5Dans une variation de degré et de persistance allant du désintérêt passager au dégoût le plus profond pour ce qui est vécu et pour le fait même de vivre, l’ennui se manifeste le plus souvent comme une familiarité de notre présent qui vient nous tourmenter. Cette irritation s’exerce essentiellement contre le temps tel que nous le vivons. Le présent semble immobile et figé. « La douleur de l’ennui, écrit Sophie Iturralde (2008, p. 12), provoque quelques éclats, quelques “tessons de colère” sans objet et sans suite [ 3]. » Dans l’ennui, nous voudrions déserter notre propre actualité. L’inconfort de l’ennui a le mérite de nous mettre au pied du mur : que faisons-nous de nous-même dans le temps qui est le nôtre, celui de notre présence au monde ? L’ennui est une souffrance (sub fero, au sens de supporter) liée au présent, au présent tel que je le vis à ce moment-là. L’ennui exprime la conscience d’un moi haïssable (Pascal) quand il obère la subjectivité du je. Le dégoût du temps donne au dégoût de soi l’occasion d’être ressenti. « Incontinent, il sortira du fond de son âme, l’ennui, la noirceur, la tristesse, le chagrin, le dépit, le désespoir », écrit Pascal (1954, p. 1138). Chez cet auteur, l’ennui est l’opportunité d’une appréhension de soi afin de se détourner de son propre néant. Il actualise « le douloureux impact de la révélation qu’il permet » (Iturralde, 2008, p. 16), celle du dérisoire de la réalité.

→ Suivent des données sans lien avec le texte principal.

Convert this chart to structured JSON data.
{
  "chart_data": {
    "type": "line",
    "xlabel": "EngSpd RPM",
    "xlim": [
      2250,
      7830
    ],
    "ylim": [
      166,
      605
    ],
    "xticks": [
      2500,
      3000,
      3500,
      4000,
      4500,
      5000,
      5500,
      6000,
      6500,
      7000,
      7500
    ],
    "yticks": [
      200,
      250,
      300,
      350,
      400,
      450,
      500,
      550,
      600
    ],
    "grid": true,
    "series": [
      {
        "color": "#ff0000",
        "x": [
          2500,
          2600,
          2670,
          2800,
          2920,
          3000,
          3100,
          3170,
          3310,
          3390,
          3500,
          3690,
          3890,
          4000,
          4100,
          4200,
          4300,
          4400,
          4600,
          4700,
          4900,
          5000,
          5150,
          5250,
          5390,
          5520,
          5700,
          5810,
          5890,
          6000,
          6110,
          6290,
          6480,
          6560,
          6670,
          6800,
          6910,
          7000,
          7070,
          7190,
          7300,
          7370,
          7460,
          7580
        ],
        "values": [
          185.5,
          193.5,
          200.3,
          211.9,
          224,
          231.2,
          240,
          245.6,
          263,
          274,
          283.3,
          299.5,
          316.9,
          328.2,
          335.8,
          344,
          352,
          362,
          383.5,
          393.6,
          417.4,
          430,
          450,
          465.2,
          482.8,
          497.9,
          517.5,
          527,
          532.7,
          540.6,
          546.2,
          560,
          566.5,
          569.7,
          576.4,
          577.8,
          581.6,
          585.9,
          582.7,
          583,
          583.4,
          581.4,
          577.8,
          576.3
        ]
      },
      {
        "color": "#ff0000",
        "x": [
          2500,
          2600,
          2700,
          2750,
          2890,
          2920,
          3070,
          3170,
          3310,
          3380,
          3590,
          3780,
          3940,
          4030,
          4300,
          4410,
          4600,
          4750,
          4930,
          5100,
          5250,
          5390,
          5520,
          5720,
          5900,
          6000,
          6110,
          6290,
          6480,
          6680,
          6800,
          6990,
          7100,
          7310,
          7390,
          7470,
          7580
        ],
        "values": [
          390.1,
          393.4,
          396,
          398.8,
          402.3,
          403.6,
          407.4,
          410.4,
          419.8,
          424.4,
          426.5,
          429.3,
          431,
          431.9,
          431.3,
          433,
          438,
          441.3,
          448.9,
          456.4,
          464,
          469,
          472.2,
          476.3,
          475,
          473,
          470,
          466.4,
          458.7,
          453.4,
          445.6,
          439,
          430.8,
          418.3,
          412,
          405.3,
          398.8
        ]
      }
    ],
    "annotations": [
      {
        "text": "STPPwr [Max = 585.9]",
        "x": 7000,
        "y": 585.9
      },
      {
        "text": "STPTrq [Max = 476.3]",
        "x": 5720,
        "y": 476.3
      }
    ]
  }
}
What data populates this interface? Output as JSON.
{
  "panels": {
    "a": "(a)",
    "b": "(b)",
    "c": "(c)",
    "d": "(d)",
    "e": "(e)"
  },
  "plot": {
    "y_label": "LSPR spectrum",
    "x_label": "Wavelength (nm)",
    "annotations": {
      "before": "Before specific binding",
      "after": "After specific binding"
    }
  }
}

6Que se passe-t-il dans l’ennui ? Pascal ne définit pas l’ennui. Il en part comme d’une expérience pour en évoquer les effets de décentrement. Il indique un sentiment d’extériorité à l’égard de ce qui est vécu – comme c’est ennuyeux ! – ou de la manière dont on le vit : qu’est-ce que je m’ennuie ! L’ennui au présent n’est pas la sensation de lenteur en elle-même, mais celle de l’étirement d’un présent trop long, ressenti comme excessif, vécu comme immobile alors même que l’on sait son cours se poursuivre. Vécu comme division, le présent est à la fois confiné dans son propre présent et extérieur à lui. Il semble être sans autre horizon que lui-même. On attend tout du présent. Ce n’est pas que le temps ne passe pas. C’est que nous-même ne parvenons pas à faire passer notre présent dans le temps en y introduisant quelque chose de nouveau. L’ennui est cet inconfort qui, si on l’affronte au lieu de le fuir, conduit à penser l’usage que l’on fait de soi dans le temps – c’est-à-dire un rapport à ce qui n’est pas soi. Le physicien Georges Lochak (1998, p. 62) parle d’un ennui fécond et créatif. Louis de Broglie lui avait confié : « Comment voulez-vous que la culture, aujourd’hui, ne soit pas décadente, quand il lui manque deux ingrédients essentiels : l’oisiveté et l’ennui ? » (Lochak, 1998, p. 62). Et Georges Lochak d’ajouter que l’on ne fait rien si l’on ne garde pas des plages d’oisiveté et d’ennui (Ibid., p. 63).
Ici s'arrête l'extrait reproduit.